Toad Ivan has $$$m$$$ pairs of integers, each integer is between $$$1$$$ and $$$n$$$, inclusive. The pairs are $$$(a_1, b_1), (a_2, b_2), \ldots, (a_m, b_m)$$$.

He asks you to check if there exist two integers $$$x$$$ and $$$y$$$ ($$$1 \leq x < y \leq n$$$) such that in each given pair at least one integer is equal to $$$x$$$ or $$$y$$$.

Input

The first line contains two space-separated integers $$$n$$$ and $$$m$$$ ($$$2 \leq n \leq 300\,000$$$, $$$1 \leq m \leq 300\,000$$$) — the upper bound on the values of integers in the pairs, and the number of given pairs.

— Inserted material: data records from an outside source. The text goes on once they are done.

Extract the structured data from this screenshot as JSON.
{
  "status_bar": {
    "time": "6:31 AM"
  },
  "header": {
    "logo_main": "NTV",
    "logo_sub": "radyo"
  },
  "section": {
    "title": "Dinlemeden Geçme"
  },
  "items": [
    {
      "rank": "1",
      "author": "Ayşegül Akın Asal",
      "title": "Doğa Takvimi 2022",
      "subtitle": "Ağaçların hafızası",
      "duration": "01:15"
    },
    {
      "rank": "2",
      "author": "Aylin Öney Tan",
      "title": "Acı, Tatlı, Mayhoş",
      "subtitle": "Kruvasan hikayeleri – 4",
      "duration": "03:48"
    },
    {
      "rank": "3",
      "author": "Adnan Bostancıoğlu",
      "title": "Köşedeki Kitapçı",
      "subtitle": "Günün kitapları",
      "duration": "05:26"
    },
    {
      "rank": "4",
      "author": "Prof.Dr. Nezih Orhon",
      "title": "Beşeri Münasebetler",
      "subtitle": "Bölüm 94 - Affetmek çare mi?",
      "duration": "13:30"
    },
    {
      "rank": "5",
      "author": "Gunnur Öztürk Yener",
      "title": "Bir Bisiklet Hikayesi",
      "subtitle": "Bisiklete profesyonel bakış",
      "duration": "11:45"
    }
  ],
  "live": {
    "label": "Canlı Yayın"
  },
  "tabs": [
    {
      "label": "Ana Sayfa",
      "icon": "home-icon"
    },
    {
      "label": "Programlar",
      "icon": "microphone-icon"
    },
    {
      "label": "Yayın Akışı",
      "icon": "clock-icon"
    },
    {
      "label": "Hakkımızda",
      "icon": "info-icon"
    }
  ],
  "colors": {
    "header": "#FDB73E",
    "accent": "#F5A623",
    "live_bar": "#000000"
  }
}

The next $$$m$$$ lines contain two integers each, the $$$i$$$-th of them contains two space-separated integers $$$a_i$$$ and $$$b_i$$$ ($$$1 \leq a_i, b_i \leq n, a_i \neq b_i$$$) — the integers in the $$$i$$$-th pair.

Output

Output "YES" if there exist two integers $$$x$$$ and $$$y$$$ ($$$1 \leq x < y \leq n$$$) such that in each given pair at least one integer is equal to $$$x$$$ or $$$y$$$. Otherwise, print "NO". You can print each letter in any case (upper or lower).

Examples
Input
4 6
1 2
1 3
1 4
2 3
2 4
3 4
Output
NO
Input
5 4
1 2
2 3
3 4
4 5
Output
YES
Input
300000 5
1 2
1 2
1 2
1 2
1 2
Output
YES
Note

In the first example, you can't choose any $$$x$$$, $$$y$$$ because for each such pair you can find a given pair where both numbers are different from chosen integers.

In the second example, you can choose $$$x=2$$$ and $$$y=4$$$.

In the third example, you can choose $$$x=1$$$ and $$$y=2$$$.